Private equity confidence in Central Europe is feeling the squeeze of the Covid-19 pandemic, but there is room for optimism, according to Deloitte Central Europe’s bi-yearly Private Equity Confidence Survey.

While investor confidence dropped from 87 to 62 points between November 2019 and June 2020, the slump is less drastic than that of 12 years ago during the last global financial crisis.

While respondents to Deloitte’s survey expect economic conditions to worsen (68 per cent), a remarkable 13 per cent actually expect conditions to improve, up from zero per cent in the last survey. Respondents are also expecting deal sizes to decrease (43 per cent compared to 13 per cent six months ago) but more than half (53 per cent) expect them to stay the same.

But, most important of all, despite 30 per cent of respondents expecting returns to decrease, a whopping 74 per cent of all private equity investors still think that 2020 will nevertheless be a good vintage for them.

“Given the ongoing uncertainty which lingers over markets, as well as the omnipresent element of the Covid-19 crisis, we can only hypothesize that these current expectations are buoyed by one variable which was less present in 2008: experience,” says Mark Jung, Deloitte partner and Central Europe private equity leader.

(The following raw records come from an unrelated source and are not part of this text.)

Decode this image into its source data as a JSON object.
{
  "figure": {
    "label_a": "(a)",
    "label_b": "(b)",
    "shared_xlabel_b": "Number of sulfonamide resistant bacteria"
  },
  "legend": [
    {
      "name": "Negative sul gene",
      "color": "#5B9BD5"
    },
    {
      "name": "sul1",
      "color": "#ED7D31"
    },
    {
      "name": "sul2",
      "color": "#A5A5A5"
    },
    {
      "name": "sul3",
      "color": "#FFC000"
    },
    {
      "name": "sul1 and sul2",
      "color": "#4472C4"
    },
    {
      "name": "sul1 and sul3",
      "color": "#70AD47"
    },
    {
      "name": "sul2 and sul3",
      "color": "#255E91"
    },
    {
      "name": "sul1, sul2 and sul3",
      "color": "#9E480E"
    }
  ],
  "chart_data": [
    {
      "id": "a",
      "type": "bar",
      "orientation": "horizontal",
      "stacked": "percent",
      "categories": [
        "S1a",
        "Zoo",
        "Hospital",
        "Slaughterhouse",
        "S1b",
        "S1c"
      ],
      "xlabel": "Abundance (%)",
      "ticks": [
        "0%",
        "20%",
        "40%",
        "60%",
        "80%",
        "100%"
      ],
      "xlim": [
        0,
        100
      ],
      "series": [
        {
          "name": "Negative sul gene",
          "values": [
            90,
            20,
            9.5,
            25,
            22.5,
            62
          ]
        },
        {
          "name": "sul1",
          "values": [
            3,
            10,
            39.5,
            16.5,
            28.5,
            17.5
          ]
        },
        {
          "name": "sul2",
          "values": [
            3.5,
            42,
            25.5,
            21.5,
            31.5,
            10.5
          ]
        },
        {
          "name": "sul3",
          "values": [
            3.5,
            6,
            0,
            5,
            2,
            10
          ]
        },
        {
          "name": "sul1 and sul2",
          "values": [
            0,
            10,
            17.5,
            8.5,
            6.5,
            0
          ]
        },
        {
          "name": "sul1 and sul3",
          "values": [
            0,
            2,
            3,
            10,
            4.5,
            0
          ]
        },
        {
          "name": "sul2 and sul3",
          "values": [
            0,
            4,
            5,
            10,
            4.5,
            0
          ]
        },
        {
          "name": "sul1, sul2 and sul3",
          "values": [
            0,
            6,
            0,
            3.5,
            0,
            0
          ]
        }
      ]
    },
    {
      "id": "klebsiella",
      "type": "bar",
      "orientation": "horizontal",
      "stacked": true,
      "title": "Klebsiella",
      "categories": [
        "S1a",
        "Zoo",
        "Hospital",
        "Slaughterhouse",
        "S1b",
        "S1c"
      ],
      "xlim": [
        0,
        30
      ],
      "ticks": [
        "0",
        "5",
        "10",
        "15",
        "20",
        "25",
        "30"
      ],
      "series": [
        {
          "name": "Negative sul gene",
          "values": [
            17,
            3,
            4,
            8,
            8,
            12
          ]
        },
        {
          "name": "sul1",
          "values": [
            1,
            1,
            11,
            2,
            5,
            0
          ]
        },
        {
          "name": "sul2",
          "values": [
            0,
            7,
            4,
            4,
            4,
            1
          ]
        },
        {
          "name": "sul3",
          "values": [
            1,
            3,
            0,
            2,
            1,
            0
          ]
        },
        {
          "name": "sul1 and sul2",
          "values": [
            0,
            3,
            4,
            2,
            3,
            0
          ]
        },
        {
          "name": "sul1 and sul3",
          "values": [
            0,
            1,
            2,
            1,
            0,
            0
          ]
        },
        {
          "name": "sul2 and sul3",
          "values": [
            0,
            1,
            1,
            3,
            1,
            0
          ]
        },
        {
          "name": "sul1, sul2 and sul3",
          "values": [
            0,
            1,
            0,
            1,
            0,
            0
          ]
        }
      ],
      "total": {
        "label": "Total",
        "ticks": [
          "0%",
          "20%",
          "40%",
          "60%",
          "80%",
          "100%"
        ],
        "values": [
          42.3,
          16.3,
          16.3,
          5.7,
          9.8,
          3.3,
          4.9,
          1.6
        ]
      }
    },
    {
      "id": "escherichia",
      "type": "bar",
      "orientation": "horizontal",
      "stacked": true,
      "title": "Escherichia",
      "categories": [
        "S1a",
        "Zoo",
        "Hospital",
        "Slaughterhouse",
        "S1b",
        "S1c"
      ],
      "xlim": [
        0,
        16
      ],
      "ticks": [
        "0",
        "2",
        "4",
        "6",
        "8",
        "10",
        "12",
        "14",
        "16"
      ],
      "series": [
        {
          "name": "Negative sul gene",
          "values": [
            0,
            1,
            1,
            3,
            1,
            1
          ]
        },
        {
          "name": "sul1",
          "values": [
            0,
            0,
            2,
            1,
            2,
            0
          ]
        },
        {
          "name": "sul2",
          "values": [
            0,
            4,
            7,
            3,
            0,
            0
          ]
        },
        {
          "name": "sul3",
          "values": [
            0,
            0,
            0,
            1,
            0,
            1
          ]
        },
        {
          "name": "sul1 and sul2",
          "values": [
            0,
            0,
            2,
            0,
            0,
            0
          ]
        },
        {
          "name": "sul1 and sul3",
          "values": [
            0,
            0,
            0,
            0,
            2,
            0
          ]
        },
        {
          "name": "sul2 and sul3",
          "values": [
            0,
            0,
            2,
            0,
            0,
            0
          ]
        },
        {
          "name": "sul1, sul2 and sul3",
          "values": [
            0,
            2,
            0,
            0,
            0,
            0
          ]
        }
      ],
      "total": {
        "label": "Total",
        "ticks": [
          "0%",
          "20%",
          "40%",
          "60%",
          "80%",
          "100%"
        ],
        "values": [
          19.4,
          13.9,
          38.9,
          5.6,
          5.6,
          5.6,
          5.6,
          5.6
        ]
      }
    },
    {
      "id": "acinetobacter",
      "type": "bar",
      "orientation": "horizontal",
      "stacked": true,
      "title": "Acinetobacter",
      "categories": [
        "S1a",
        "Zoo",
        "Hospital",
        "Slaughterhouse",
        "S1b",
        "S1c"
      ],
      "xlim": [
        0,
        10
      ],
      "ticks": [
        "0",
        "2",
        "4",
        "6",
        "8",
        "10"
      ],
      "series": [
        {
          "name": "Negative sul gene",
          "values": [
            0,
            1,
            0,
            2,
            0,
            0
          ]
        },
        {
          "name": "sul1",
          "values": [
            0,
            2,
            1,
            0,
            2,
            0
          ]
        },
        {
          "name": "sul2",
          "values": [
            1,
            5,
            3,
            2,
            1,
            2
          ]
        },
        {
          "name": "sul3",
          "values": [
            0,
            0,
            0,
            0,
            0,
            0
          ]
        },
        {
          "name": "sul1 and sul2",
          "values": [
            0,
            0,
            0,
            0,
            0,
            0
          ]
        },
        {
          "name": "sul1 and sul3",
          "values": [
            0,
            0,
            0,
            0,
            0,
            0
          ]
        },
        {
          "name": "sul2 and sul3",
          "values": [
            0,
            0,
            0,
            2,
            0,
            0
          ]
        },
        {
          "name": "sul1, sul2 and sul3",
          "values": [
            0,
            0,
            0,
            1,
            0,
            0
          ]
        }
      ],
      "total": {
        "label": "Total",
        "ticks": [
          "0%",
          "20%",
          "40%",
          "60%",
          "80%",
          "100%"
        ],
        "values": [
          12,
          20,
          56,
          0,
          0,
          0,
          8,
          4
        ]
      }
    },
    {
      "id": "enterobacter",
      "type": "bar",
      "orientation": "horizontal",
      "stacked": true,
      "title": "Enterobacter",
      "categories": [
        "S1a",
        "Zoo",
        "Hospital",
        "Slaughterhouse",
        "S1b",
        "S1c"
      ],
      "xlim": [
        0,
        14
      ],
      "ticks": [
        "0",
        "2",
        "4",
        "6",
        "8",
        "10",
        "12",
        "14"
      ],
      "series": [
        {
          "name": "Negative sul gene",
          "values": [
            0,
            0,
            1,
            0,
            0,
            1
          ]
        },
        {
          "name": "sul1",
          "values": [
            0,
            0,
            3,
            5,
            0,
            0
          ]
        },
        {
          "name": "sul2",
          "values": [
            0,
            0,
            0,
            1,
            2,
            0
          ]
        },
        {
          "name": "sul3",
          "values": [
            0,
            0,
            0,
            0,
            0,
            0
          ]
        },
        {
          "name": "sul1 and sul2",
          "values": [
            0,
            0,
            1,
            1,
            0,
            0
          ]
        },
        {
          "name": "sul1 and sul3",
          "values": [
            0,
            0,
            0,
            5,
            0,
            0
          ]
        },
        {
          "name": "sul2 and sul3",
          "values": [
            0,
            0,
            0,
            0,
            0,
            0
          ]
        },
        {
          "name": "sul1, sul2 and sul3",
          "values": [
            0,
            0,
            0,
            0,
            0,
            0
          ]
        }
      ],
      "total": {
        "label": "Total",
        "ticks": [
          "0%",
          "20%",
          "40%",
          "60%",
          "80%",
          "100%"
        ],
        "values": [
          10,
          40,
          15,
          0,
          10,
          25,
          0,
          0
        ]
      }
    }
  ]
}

According to Mr Jung, private equity deal makers in Central Europe have already weathered the great financial crisis of 2018, which leaves them with the know-how to navigate problematic market trends and crises.

“Simply put, the battle-hardened may be better able to keep a steady hand, identify opportunities – and capitalise on them,” Mr Jung adds.

The main reason behind investor confidence not suffering a dramatic hit could be that the Covid-19 related financial crisis is expected to create a buyer’s market. Nearly half (45 per cent) of survey respondents believe that vendors have decreased their price expectations over the last six months and over half (51 per cent) expect they will continue to do so.

According to the survey, the Covid-19 pandemic is accelerating market trends that were already present before the outbreak. A trend of pricing reduction was already present in Central Europe.

A study conducted by Clearwater International found that entry multiples (the price paid for a company in relation to a financial metric, most commonly EBITDA) for the CE region have dropped off from over 10x in 2018 to 9x in Q2 2019 and stood at 8.1x in Q1 2020 before lockdowns began.

“Even prior to lockdown, there were some signs of increased market concern over sustainability of market deal pricing in CE, and in global equity markets – which may have had a knock-on effect into private markets where PEs play,” Mr Jung tells Emerging Europe.

Furthermore, the private equity market in CE did cool off somewhat since its 2017 heyday which was marked by large exits, strong fundraising, and high levels of deal-doing. This is evidenced by the confidence index’s gradual downward trend since May 2018.

“The market has remained strong following a growth phase, however, we have observed a downward trend starting in May 2018. It has been reflected in the economic expectations of the CE PE investment community,” says Mr Jung.

But, buoyed by price reduction expectations and prior experience in the region, it seems that private equity investors plan to soldier on through any Covid-19 related crisis.

This is best seen in the respondents answers about investment focus. The ratio of new investments to portfolio management to raising new funds has remained nearly the same between November 2019 and June 2020.

Similarly, investment activities remain very similar, although a with a significant increase of those who expect they will be buying more and selling less, up to 62 per cent from 48 per cent six months ago.

According to Mr Jung, after a period of focusing on critical operational aspects of their portfolios such as cutting costs and managing cash, the private equity companies are ready to deploy some of their dry powder in order to weather the crisis.

“Market uncertainty has increased substantially due to the Covid-19 situation. However, this has also created opportunities,” Mr Jung concludes.